This is not mainstream. I forget which OFC this was first presented at, but the Google presenter said they had ~120 employees dedicated to this project. Most companies don't have Google's talent or resources to implement something equivalent. Everyone is quick to reference Google, but can you tell me 2 other commercial customers (non-research) who have deployed OpenFlow at scale - probably not. ;-) Operators who are doing this today are the exception.
Going back to Linux, fact is using Linux on a bare metal switch today is like using Slackware in 1995. The need for a more turn-key Linux distro, with better apps (better routing, telemetry, ...etc) is needed to compliment white box hardware today. For a long time the HW has been the limiting factor since most merchant PFE platforms supported <50k FIB entries. Now with 1M+ (on chip) around the corner, SW quality and scale will need to improve accordingly.
I didn't say it was OpenFlow everywhere. I meant custom software in some way (i.e. not an off the shelf Juniper/Cisco/whatever). OpenFlow has pretty narrow use cases once you dump reactive flows so it's definitely rare in the wild.

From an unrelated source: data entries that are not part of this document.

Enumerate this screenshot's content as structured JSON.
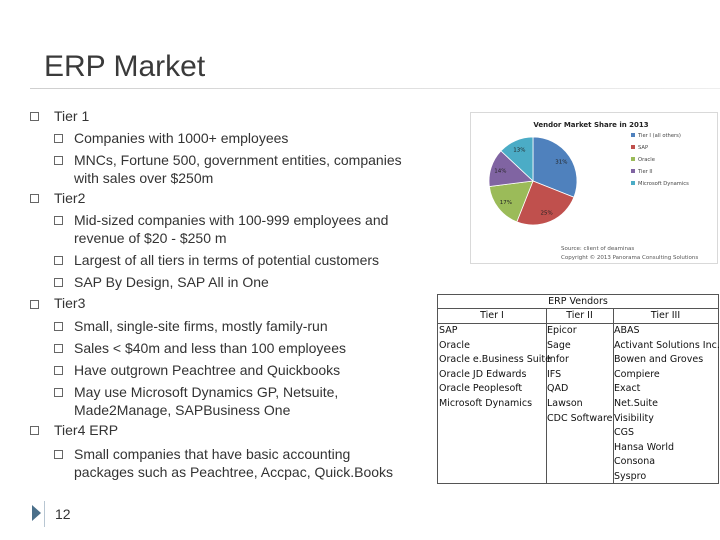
{
  "slide": {
    "title": "ERP Market",
    "page_number": "12"
  },
  "bullets": {
    "tier1": {
      "heading": "Tier 1",
      "items": [
        "Companies with 1000+ employees",
        "MNCs, Fortune 500, government entities, companies with sales over $250m"
      ]
    },
    "tier2": {
      "heading": "Tier2",
      "items": [
        "Mid-sized companies with 100-999 employees and revenue of $20 - $250 m",
        "Largest of all tiers in terms of potential customers",
        "SAP By Design, SAP All in One"
      ]
    },
    "tier3": {
      "heading": "Tier3",
      "items": [
        "Small, single-site firms, mostly family-run",
        "Sales < $40m and less than 100 employees",
        "Have outgrown Peachtree and Quickbooks",
        "May use Microsoft Dynamics GP, Netsuite, Made2Manage, SAPBusiness One"
      ]
    },
    "tier4": {
      "heading": "Tier4 ERP",
      "items": [
        "Small companies that have basic accounting packages such as Peachtree, Accpac, Quick.Books"
      ]
    }
  },
  "chart_data": {
    "type": "pie",
    "title": "Vendor Market Share in 2013",
    "categories": [
      "Tier I (all others)",
      "SAP",
      "Oracle",
      "Tier II",
      "Microsoft Dynamics"
    ],
    "values": [
      31,
      25,
      17,
      14,
      13
    ],
    "slice_labels": [
      "31%",
      "25%",
      "17%",
      "14%",
      "13%"
    ],
    "colors": [
      "#4f81bd",
      "#c0504d",
      "#9bbb59",
      "#8064a2",
      "#4bacc6"
    ],
    "source": "Source: client of deaminas",
    "copyright": "Copyright © 2013 Panorama Consulting Solutions",
    "legend_position": "right"
  },
  "vendors_table": {
    "title": "ERP Vendors",
    "columns": [
      {
        "header": "Tier I",
        "items": [
          "SAP",
          "Oracle",
          "Oracle e.Business Suite",
          "Oracle JD Edwards",
          "Oracle Peoplesoft",
          "Microsoft Dynamics"
        ]
      },
      {
        "header": "Tier II",
        "items": [
          "Epicor",
          "Sage",
          "Infor",
          "IFS",
          "QAD",
          "Lawson",
          "CDC Software"
        ]
      },
      {
        "header": "Tier III",
        "items": [
          "ABAS",
          "Activant Solutions Inc.",
          "Bowen and Groves",
          "Compiere",
          "Exact",
          "Net.Suite",
          "Visibility",
          "CGS",
          "Hansa World",
          "Consona",
          "Syspro"
        ]
      }
    ]
  }
}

For other customers using whitebox switches with different OS's booted, look at whoever is paying companies like Cumulus/Big Switch.
Probably every OpenStack hosting company uses something like OpenFlow to provide the virtual/tenant/overlay network, so Rackspace et al.
Also see Project Calico for containers, they use the linux kernel as FIB, but obviously they could just as well use OpenFlow to program switches for bare metal machines (which then might run containers).
As deployed, most OpenStack SDNs will use OVS or similar software on top of a (xen,kvm) Hypervisor, connected to some kind of central controller, which just maybe would look kinda like OpenFlow. But all of this is running as an overlay on top of a much more traditional network.
This is very different than a TOR switch or core-router running OpenFlow. Only a few places are running more than a couple thousand VMs in a single SDN, and its nothing like what is being discussed above.
Sure, and OVS (especially with OVN) is pretty capable. (And we haven't even touched OVS DPDK.)
But if you need the big guns there are a ton of OpenStack Neutron plugins, OpenDaylight being one of them (networking-odl) and there are the classical/traditional vendor ones (Cisco, Arista, and so on).
I think the future is very much means this jungle of APIs integrating in whatever tangled ways, and eventually the reliable, robust and sane ones will prevail.